When working on this exhibition, what was the biggest eye opener?
How dependent we are on plastic!

As the goal is to create awareness around how dependent we actually are on plastic, and potential alternatives,  what do you hope will be the outcome for the visitors? 

I hope the outcome will be an optimistic view on the future. That they leave, inspired by all the new innovations and opportunities that designers and industry can bring and that we created a lot of crossovers, connected designers with the industry, initiated cooperation and bought parties together.

What inventions/processes are you most intrigued by? 

The new innovations I could not imagine on forehand. 

Image: Gundega Strauberga

What part of the exhibition should not be missed?

The theme Future Formats.
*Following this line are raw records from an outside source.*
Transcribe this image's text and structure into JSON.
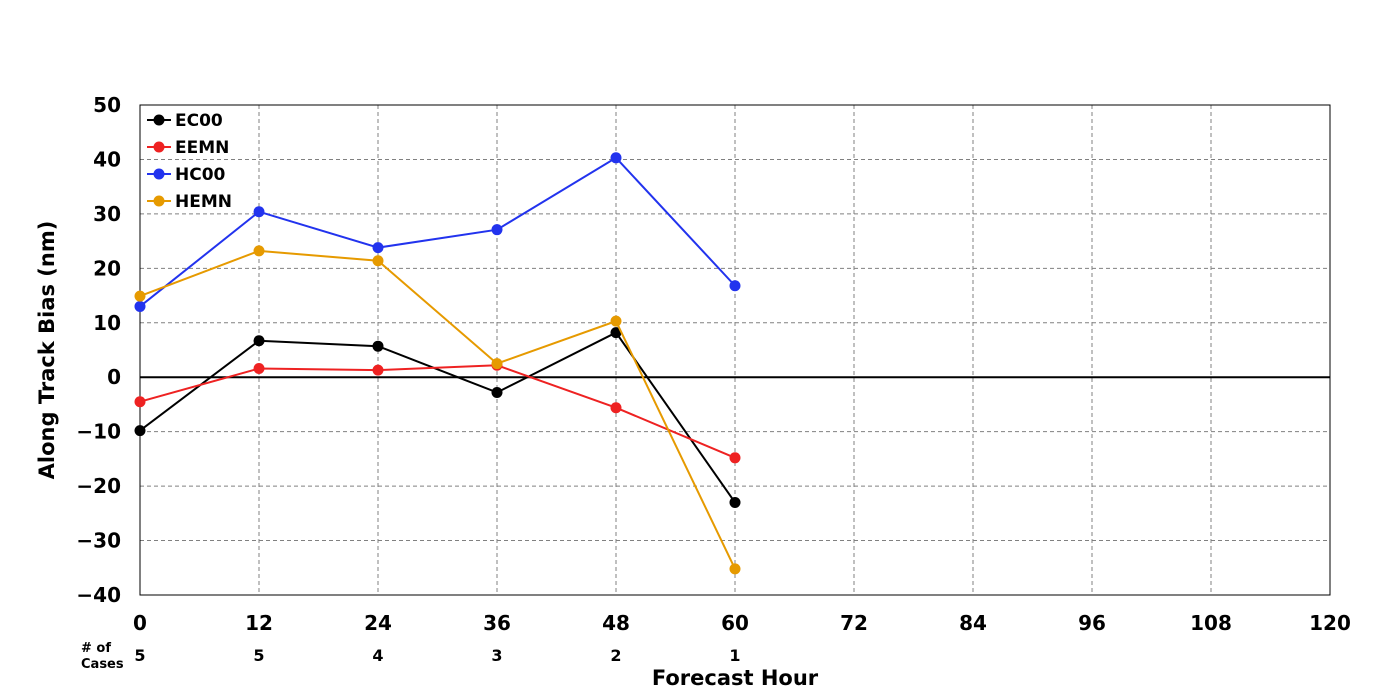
{
  "chart_data": {
    "type": "line",
    "xlabel": "Forecast Hour",
    "ylabel": "Along Track Bias (nm)",
    "xlim": [
      0,
      120
    ],
    "ylim": [
      -40,
      50
    ],
    "xticks": [
      0,
      12,
      24,
      36,
      48,
      60,
      72,
      84,
      96,
      108,
      120
    ],
    "yticks": [
      -40,
      -30,
      -20,
      -10,
      0,
      10,
      20,
      30,
      40,
      50
    ],
    "ytick_labels": [
      "−40",
      "−30",
      "−20",
      "−10",
      "0",
      "10",
      "20",
      "30",
      "40",
      "50"
    ],
    "grid": true,
    "legend_position": "top-left",
    "x": [
      0,
      12,
      24,
      36,
      48,
      60
    ],
    "series": [
      {
        "name": "EC00",
        "color": "#000000",
        "values": [
          -9.8,
          6.7,
          5.7,
          -2.8,
          8.2,
          -23.0
        ]
      },
      {
        "name": "EEMN",
        "color": "#ee2222",
        "values": [
          -4.5,
          1.6,
          1.3,
          2.2,
          -5.6,
          -14.8
        ]
      },
      {
        "name": "HC00",
        "color": "#2233ee",
        "values": [
          13.0,
          30.4,
          23.8,
          27.1,
          40.3,
          16.8
        ]
      },
      {
        "name": "HEMN",
        "color": "#e69a00",
        "values": [
          14.9,
          23.2,
          21.4,
          2.5,
          10.3,
          -35.2
        ]
      }
    ],
    "cases": {
      "label_line1": "# of",
      "label_line2": "Cases",
      "x": [
        0,
        12,
        24,
        36,
        48,
        60
      ],
      "counts": [
        "5",
        "5",
        "4",
        "3",
        "2",
        "1"
      ]
    }
  }
}
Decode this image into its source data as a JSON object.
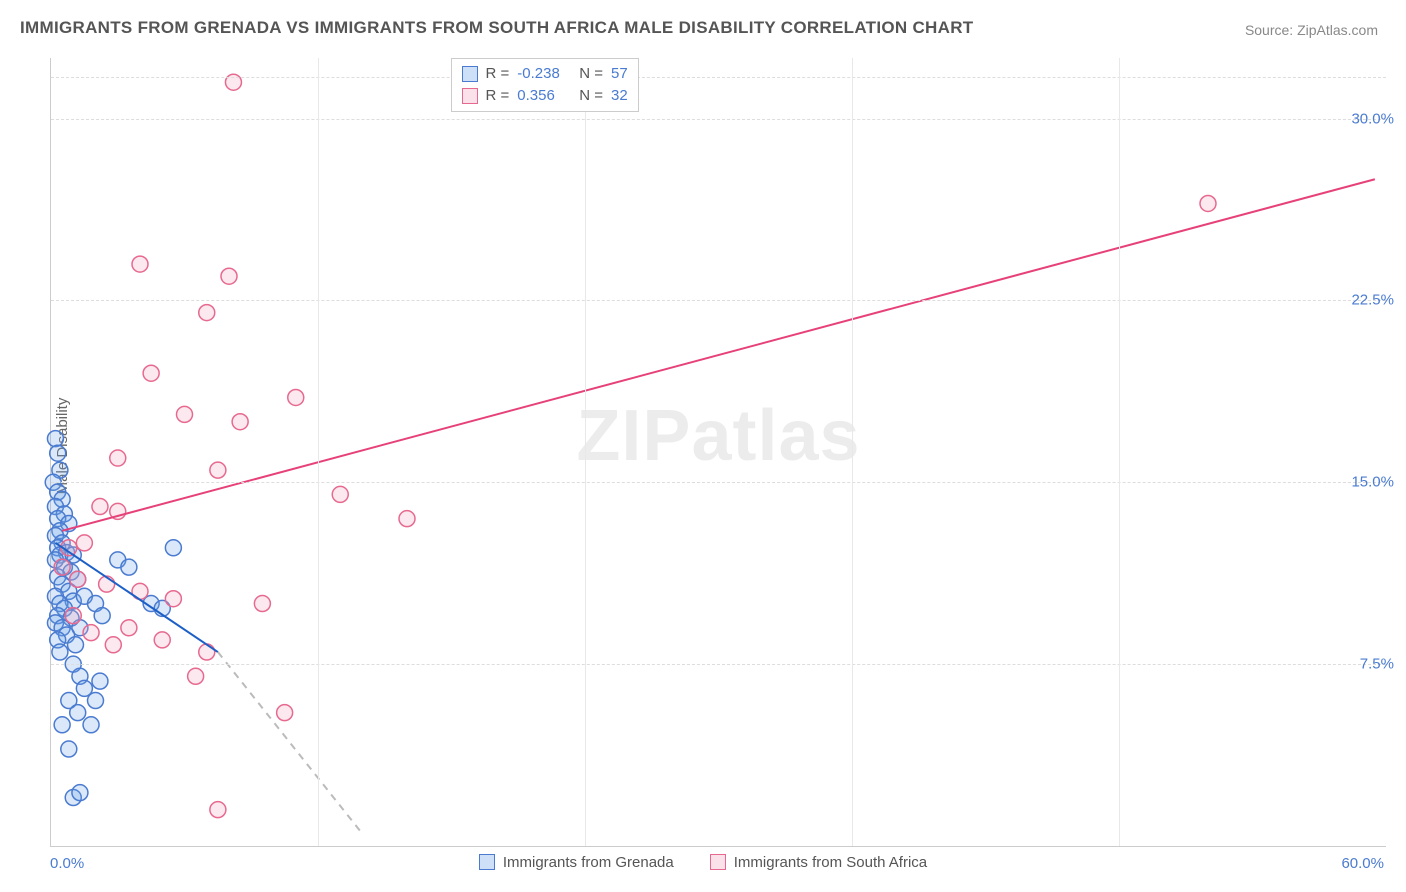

Fortunately, nature has already solved many of the problems we are struggling with. Animals, plants and microbes are the perfect engineers. After billions of years of evolution and development, there are many secrets to survival in just about everything that surrounds us. In all kinds of ways, designers and researchers think about truly innovative options and solutions that lead to fully circular systems. This part of the exhibition is about examples of regenerative design, bio-art and bio-design. Mycelium, the network of threads of a fungus, which helps us to make chairs or panels for structures. Textile from cow dung. Bacteria that produce a kind of leather, other bacteria that color it and fungi that provide a water-repellent coating. A mealworm that eats polystyrene and can then be ground into hamburgers for hungry consumers.

In addition to this central exhibition, there will also be changing exhibitions and presentations. Designers will show results from workshops and there are student projects resulting from collaboration with educational institutions and presentations by designers who implement projects for companies in the plastics industry.

Left: Soowon Chae
Right: "Stool by Plasticiet"

Bolon is participating with flooring, can you tell us more about the decision to include the brand in the exhibition? 

I worked for many years with Bolon and was always excited about reusing material and creating something out of it that looks better than most other rugs and flooring options.

It is also important to show the public that there are options available on the market that have been there for a long time. Beautiful doesn't always have to be bad. Bolon is a wonderful example of product quality combined with recycled material. Flooring that has a positive impact on the people who use the spaces, as well as on our planet.

Despite the current global situation, DDW, the largest design event in Northern Europe, is still ongoing, but in a different setting. Our installation at Yksi Expo can be physically visited from October 17 until the end of February 2021, with Bolon closely monitoring local guidelines and recommendations by the Dutch government.